Dirty Politics redux

The report of the Inspector General of Intelligence and Security (IGIS) into the deliberate release of an SIS briefing note to an attack blogger does not support every single detail presented in chapter 3 of Nicky Hager's book Dirty Politics. But it does confirm the basic story, and it vindicates Hager's decision to publish, based on public interest.
As the Herald reported it, the attack blogger "requested and published politically damaging material about former Labour Leader Phil Goff from the SIS after being instructed to ask for the material by Prime Minister John Key's staff." This politically motivated leak from the PM's office was requested (after a tip-off) under the Official Information Act; and it was "expedited," according to the attack blogger himself, by a staffer in the PM's office.
Hager's case that the PM must have known about this skullduggery has not yet been supported, however. The PM will deny that he knew. But this will put him in an awkward dilemma. If he knew, then it would imply that he gave permission to release a classified security briefing for political ends, and that would be bad for his credibility, especially as he is about to ask Parliament to increase SIS powers.
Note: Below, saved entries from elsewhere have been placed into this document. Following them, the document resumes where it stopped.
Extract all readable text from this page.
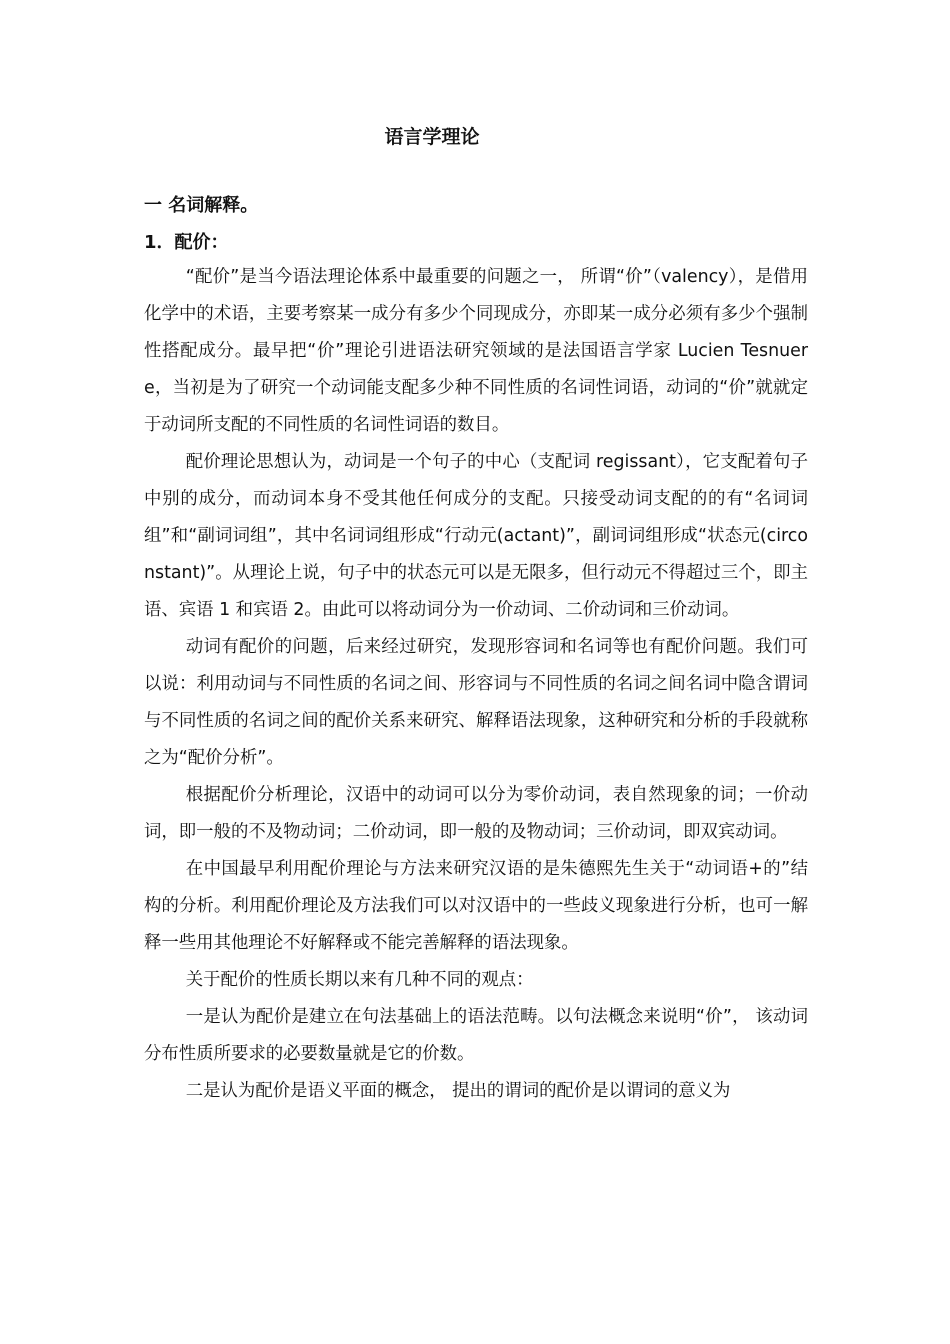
语言学理论
一 名词解释。
1．配价：

“配价”是当今语法理论体系中最重要的问题之一， 所谓“价”（valency），是借用化学中的术语，主要考察某一成分有多少个同现成分，亦即某一成分必须有多少个强制性搭配成分。最早把“价”理论引进语法研究领域的是法国语言学家 Lucien Tesnuere，当初是为了研究一个动词能支配多少种不同性质的名词性词语，动词的“价”就就定于动词所支配的不同性质的名词性词语的数目。

配价理论思想认为，动词是一个句子的中心（支配词 regissant），它支配着句子中别的成分，而动词本身不受其他任何成分的支配。只接受动词支配的的有“名词词组”和“副词词组”，其中名词词组形成“行动元(actant)”，副词词组形成“状态元(circonstant)”。从理论上说，句子中的状态元可以是无限多，但行动元不得超过三个，即主语、宾语 1 和宾语 2。由此可以将动词分为一价动词、二价动词和三价动词。

动词有配价的问题，后来经过研究，发现形容词和名词等也有配价问题。我们可以说：利用动词与不同性质的名词之间、形容词与不同性质的名词之间名词中隐含谓词与不同性质的名词之间的配价关系来研究、解释语法现象，这种研究和分析的手段就称之为“配价分析”。

根据配价分析理论，汉语中的动词可以分为零价动词，表自然现象的词；一价动词，即一般的不及物动词；二价动词，即一般的及物动词；三价动词，即双宾动词。

在中国最早利用配价理论与方法来研究汉语的是朱德熙先生关于“动词语+的”结构的分析。利用配价理论及方法我们可以对汉语中的一些歧义现象进行分析，也可一解释一些用其他理论不好解释或不能完善解释的语法现象。

关于配价的性质长期以来有几种不同的观点：

一是认为配价是建立在句法基础上的语法范畴。以句法概念来说明“价”， 该动词分布性质所要求的必要数量就是它的价数。

二是认为配价是语义平面的概念， 提出的谓词的配价是以谓词的意义为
But, if he didn't know, then why didn't he know that a breach of conventions of the democratic rule of law was going on in his own offices. Surely, if he were a trustworthy PM, he would have put a stop to it, had he known about it!
His excuse before the election when all of this blew up was that he was on holiday in Hawaii at the time of the briefing. And anyway, he said, "New Zealanders don't care about" the whole affair.
You might ask, "Why should we care? It wasn't anything major." 
The reason why we, the public, should care is that the SIS's former chief executive and the PM's staff had deliberately used normally classified intelligence-service information for a political purpose that had nothing at all to do with national security. That is, they just wanted to embarrass the leader of the Opposition. Now, this particular incident may not have turned out to be very harmful, but it could have set a very dangerous precedent by which the SIS and GCSB get used for spying on and discrediting political opponents. And that, dear readers, signals the beginnings of a Police State. So, yes we must take this incident seriously. And this kind of thing must be stamped out. Hence, if the PM did not know about it, then he ought to have known. And he certainly must exert greater control over his advisers in future.

(NB: Written before the release of the full report).